70% U.S. immigration officers face furloughs
About 13,400 employees from the U.S. Citizenship and Immigration Services will be furloughed by August due to a decline in revenue from immigration and visa application fees that help fund the agency, the New York Times reports.
Why it matters: President Trump's administration has implemented many immigration policies that blocked non-Americans from entering the country's borders, separated families and delayed visas, drying up the agency's revenue.
- Administration officials blame the pandemic for a 50% drop in fees from applications since March.
- But, applications to USCIS by U.S. citizens seeking to bring immediate relatives to the U.S. have decreased by almost 30% from 2017 to 2019, according to the Migration Policy Institute.
Driving the news: The Trump administration announced last week it will expand entry bans into the U.S. for foreigners on certain temporary work visas — including high-skilled H-1B visas— through the end of the year.

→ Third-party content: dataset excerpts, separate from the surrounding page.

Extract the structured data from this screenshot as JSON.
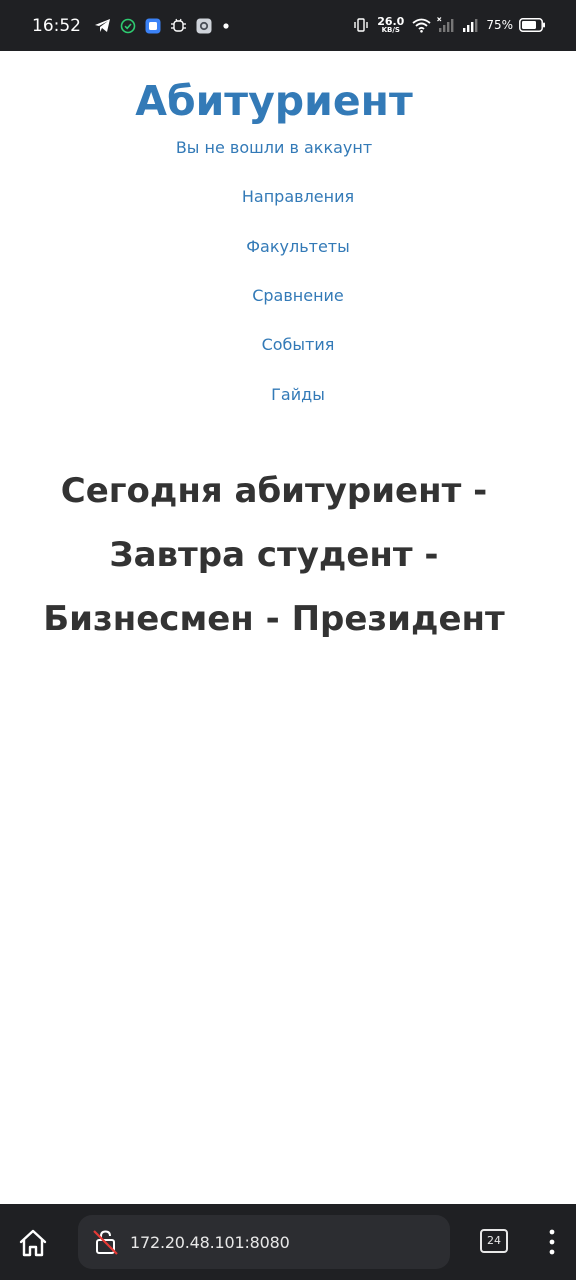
{
  "status_bar": {
    "time": "16:52",
    "net_speed_value": "26.0",
    "net_speed_unit": "KB/S",
    "battery_percent": "75%",
    "icons": [
      "telegram-icon",
      "sync-check-icon",
      "app-notification-icon",
      "android-debug-icon",
      "settings-app-icon",
      "dot-icon",
      "vibrate-icon",
      "wifi-icon",
      "mobile-signal-off-icon",
      "mobile-signal-icon",
      "battery-icon"
    ]
  },
  "site": {
    "title": "Абитуриент",
    "auth_status": "Вы не вошли в аккаунт"
  },
  "nav": {
    "items": [
      {
        "label": "Направления"
      },
      {
        "label": "Факультеты"
      },
      {
        "label": "Сравнение"
      },
      {
        "label": "События"
      },
      {
        "label": "Гайды"
      }
    ]
  },
  "slogan": {
    "lines": [
      "Сегодня абитуриент -",
      "Завтра студент -",
      "Бизнесмен - Президент"
    ]
  },
  "browser": {
    "url": "172.20.48.101:8080",
    "tab_count": "24",
    "icons": [
      "home-icon",
      "not-secure-lock-icon",
      "tabs-icon",
      "more-menu-icon"
    ]
  },
  "colors": {
    "link": "#337ab7",
    "heading": "#333333",
    "system_bar": "#1f2023"
  }
}
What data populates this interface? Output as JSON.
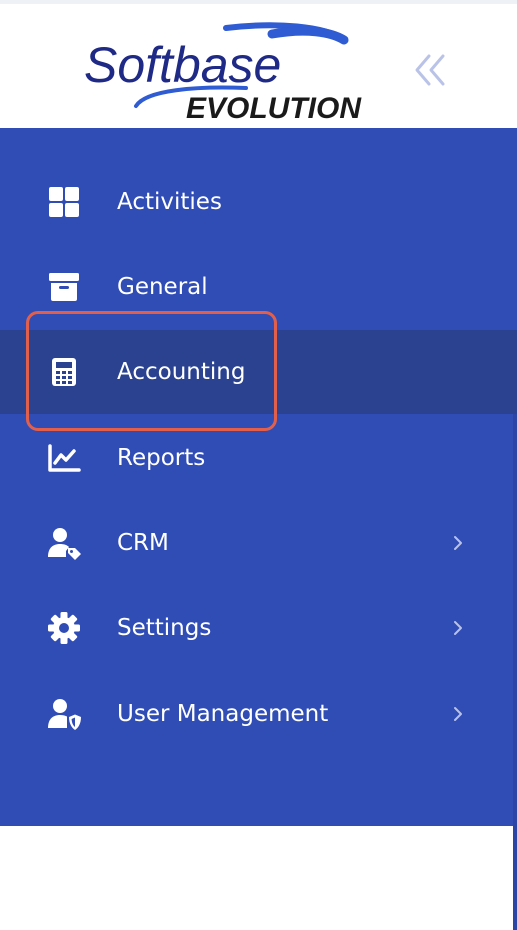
{
  "brand": {
    "name_line1": "Softbase",
    "name_line2": "EVOLUTION",
    "colors": {
      "logo_blue": "#1f2a86",
      "swoosh_blue": "#2f5bd3",
      "collapse_icon": "#b9c3e8"
    }
  },
  "header": {
    "collapse_icon": "double-chevron-left-icon"
  },
  "sidebar": {
    "background": "#304db6",
    "active_background": "#2a428f",
    "highlight_color": "#e2604b",
    "items": [
      {
        "label": "Activities",
        "icon": "grid-icon",
        "active": false,
        "has_submenu": false
      },
      {
        "label": "General",
        "icon": "archive-icon",
        "active": false,
        "has_submenu": false
      },
      {
        "label": "Accounting",
        "icon": "calculator-icon",
        "active": true,
        "has_submenu": false
      },
      {
        "label": "Reports",
        "icon": "chart-line-icon",
        "active": false,
        "has_submenu": false
      },
      {
        "label": "CRM",
        "icon": "user-tag-icon",
        "active": false,
        "has_submenu": true
      },
      {
        "label": "Settings",
        "icon": "gear-icon",
        "active": false,
        "has_submenu": true
      },
      {
        "label": "User Management",
        "icon": "user-shield-icon",
        "active": false,
        "has_submenu": true
      }
    ]
  }
}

By the numbers: The agency has turned to Congress, asking for emergency funds of $1.2 billion. Of the agency’s $4.8 billion budget, 97% comes from fees.
- Both Democrats and Republicans said they want to prevent the furloughs and that it was possible to include additional aid into another coronavirus relief package, per NYT.
What to watch: Russell Vought, the acting White House budget director, told lawmakers the agency’s fee receipts could decrease by more than 60% by Sept. 30, the end of the fiscal year.